May 29, 2008

Sex and the City

Question: What is the combined age
of the stars of "Sex and the City"?

Grade: C +
Director: Michael Patrick King
Starring: Sarah Jessica Parker, Kim Cattrall, Kristin Davis, Cynthia Nixon, Chris Noth, and Jennifer Hudson
MPAA Rating: R

Running Time: 2 hours, 28 minutes

As a celebration of levity, labels, and libido, Sex and the City is a communal phenomenon for women (single or not) in the same way Harry Potter and Star Wars are for their respective target audiences. In that way, the film extension of the HBO series is virtually critic-proof: fans of this post-modern fairy tale will continue to gasp at the sight of Louis Vutton handbags and cavernous walk-in closets no matter the script housing them.

Happiness was the buzzword when we last glimpsed the SATC foursome at the end of their television run, all set to leave behind their chronically single lives and finally cross the threshold of domestic tranquility. The pivot, of course, was 40-year-old ultimate single girl Carrie’s (Sarah Jessica Parker) umpteenth reunification with the notorious Big (Chris Noth), which quickly evolves early in the film into a marriage proposal.

It spoils nothing to anyone who has glimpsed three seconds of the movie’s trailer to reveal that the lavish, Vogue-sponsored wedding is eventually called off when Mr. Big gets cold feet. While forgiveness is the film’s de facto theme, this is a subcult in which leaving your fiancĂ©e (and her Vivienne Westwood haute couture) at the alter and keeping secrets from your friends is higher up the cardinal sin scale than adultery. About the time Carrie begins wallowing in self-pity, Sex and the City begins to wallow in the wilderness of a meandering screenplay that lacks scope and depth before returning its protagonists largely to the same position they started. Writer-director Michael Patrick King fails – or perhaps does not even try – to translate the series’ episodic construct for the big-screen. The consequence is a halting, fractured narrative that feels like five half-hour episodes spliced together.

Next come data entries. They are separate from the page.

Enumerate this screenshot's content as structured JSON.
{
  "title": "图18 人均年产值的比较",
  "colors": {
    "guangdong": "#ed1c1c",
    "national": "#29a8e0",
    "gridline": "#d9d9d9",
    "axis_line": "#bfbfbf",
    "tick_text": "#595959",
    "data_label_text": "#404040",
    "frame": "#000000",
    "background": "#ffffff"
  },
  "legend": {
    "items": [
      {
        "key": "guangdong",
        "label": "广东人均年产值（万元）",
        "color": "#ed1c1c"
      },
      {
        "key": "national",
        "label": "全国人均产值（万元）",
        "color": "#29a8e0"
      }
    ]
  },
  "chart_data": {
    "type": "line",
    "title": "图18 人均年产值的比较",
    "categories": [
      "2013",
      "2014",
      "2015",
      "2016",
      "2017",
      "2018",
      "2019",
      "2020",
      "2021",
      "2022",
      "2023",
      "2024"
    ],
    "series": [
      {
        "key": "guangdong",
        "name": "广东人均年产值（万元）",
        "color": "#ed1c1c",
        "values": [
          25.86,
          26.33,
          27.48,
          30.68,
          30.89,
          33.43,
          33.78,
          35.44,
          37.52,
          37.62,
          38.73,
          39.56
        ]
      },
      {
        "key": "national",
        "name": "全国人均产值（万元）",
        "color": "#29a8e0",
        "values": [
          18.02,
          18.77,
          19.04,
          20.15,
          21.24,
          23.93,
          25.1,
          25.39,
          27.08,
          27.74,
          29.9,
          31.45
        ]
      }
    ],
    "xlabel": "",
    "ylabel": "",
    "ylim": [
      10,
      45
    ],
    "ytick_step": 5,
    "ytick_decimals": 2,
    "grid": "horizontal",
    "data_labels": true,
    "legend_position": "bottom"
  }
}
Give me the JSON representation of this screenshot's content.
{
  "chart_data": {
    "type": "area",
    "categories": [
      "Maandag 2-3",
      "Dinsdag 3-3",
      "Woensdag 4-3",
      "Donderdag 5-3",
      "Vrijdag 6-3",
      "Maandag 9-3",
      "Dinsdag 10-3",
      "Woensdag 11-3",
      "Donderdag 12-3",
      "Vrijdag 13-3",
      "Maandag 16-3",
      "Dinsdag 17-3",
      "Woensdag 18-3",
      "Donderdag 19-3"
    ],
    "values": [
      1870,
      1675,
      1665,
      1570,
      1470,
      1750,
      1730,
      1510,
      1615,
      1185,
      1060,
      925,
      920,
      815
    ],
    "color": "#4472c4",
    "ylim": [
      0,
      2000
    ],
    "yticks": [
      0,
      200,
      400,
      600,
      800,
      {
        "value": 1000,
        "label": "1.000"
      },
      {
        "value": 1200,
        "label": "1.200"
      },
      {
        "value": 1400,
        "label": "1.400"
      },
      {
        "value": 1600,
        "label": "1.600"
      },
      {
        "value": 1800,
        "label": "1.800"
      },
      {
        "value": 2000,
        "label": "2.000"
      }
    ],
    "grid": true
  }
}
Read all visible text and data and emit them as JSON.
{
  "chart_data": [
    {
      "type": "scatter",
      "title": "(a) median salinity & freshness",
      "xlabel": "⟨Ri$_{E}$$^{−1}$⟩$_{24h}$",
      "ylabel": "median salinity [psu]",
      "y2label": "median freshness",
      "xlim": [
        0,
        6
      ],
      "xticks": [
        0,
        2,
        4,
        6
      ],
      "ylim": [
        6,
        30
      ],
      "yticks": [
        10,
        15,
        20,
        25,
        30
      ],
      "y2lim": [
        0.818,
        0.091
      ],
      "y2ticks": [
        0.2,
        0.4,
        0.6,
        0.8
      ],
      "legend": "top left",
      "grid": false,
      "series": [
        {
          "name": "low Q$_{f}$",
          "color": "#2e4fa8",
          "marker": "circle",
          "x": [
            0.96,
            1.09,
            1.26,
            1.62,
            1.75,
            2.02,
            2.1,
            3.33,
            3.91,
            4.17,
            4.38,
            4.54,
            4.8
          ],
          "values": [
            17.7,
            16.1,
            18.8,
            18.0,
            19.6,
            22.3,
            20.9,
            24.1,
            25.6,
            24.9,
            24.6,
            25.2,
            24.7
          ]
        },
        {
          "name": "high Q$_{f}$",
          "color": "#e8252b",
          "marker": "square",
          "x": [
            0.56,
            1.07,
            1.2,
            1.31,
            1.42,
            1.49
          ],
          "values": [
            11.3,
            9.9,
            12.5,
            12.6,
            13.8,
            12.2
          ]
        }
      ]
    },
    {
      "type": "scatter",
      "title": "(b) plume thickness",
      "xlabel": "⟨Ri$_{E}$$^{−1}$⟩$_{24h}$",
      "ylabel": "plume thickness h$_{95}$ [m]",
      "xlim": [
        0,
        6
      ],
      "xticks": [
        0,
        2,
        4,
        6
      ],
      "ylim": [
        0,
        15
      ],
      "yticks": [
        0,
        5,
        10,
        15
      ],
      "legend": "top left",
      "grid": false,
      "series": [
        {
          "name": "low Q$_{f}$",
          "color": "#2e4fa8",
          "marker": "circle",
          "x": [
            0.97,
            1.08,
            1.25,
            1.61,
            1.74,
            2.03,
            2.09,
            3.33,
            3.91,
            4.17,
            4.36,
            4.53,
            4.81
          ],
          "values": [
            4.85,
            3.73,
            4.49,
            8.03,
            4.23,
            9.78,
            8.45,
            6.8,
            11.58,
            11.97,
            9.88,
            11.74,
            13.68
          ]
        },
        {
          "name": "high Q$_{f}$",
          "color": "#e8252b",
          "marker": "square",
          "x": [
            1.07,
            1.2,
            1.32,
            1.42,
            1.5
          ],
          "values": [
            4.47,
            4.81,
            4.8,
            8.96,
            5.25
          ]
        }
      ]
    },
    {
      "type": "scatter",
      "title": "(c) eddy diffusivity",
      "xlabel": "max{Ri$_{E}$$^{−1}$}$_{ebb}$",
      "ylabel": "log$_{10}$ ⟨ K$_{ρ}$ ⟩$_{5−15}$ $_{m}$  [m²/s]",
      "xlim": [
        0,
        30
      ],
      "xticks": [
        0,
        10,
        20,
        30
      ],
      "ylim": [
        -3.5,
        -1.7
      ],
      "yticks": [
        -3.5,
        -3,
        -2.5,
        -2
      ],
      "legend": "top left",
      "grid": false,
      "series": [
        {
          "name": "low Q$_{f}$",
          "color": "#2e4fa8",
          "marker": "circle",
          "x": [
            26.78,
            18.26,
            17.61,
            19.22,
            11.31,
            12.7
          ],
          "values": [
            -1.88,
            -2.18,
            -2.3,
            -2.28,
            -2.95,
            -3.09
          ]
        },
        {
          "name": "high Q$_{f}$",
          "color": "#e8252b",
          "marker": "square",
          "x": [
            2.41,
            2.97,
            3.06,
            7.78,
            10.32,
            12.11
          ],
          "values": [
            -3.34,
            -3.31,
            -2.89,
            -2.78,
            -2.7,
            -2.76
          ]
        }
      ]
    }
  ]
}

Case in point is Carrie’s new personal assistant, Louise (Jennifer Hudson), who shows up one-third into the film. Louise’s inclusion might flow from the long-standing criticism that the television show lacked enough “color.” If so, the answer is almost more offensive, hurling an ill-prepared Hudson into this august milieu for a superfluous lackey role that calls for her to wax poetic with Carrie about "booty calls" before swiftly exiting without being given the chance to impact anything. Indeed, so throwaway is Hudson’s character that she never even meets the other three friends, almost as if she was brought in late in the production to tack on some scenes with Parker.

Cynthia Nixon’s Miranda deals with spousal infidelity, Kim Cattrall’s Samantha copes with advancing age and a bicoastal homesickness that prompts her to jet east at least a half-dozen times throughout the movie, and, as princess Charlotte, Kristin Davis continues her struggle with an inability to act. With the exception of Cattrall, who remains the saucy life-blood of this party of four, gone is much of the television series’ edginess and ribald humor – two of the film’s principal sight gags involve a poop joke and Samantha’s sex-obsessed pet dog repeatedly humping the nearest inanimate object. In its place is a powder-puff, self-indulgent storyline that plays more like a reunion show devoted to the dual purposes of product placement and advancing the Sex and the City iconography.

Consider it a victory for the fashionistas – just don’t expect everyone to be waving the flag.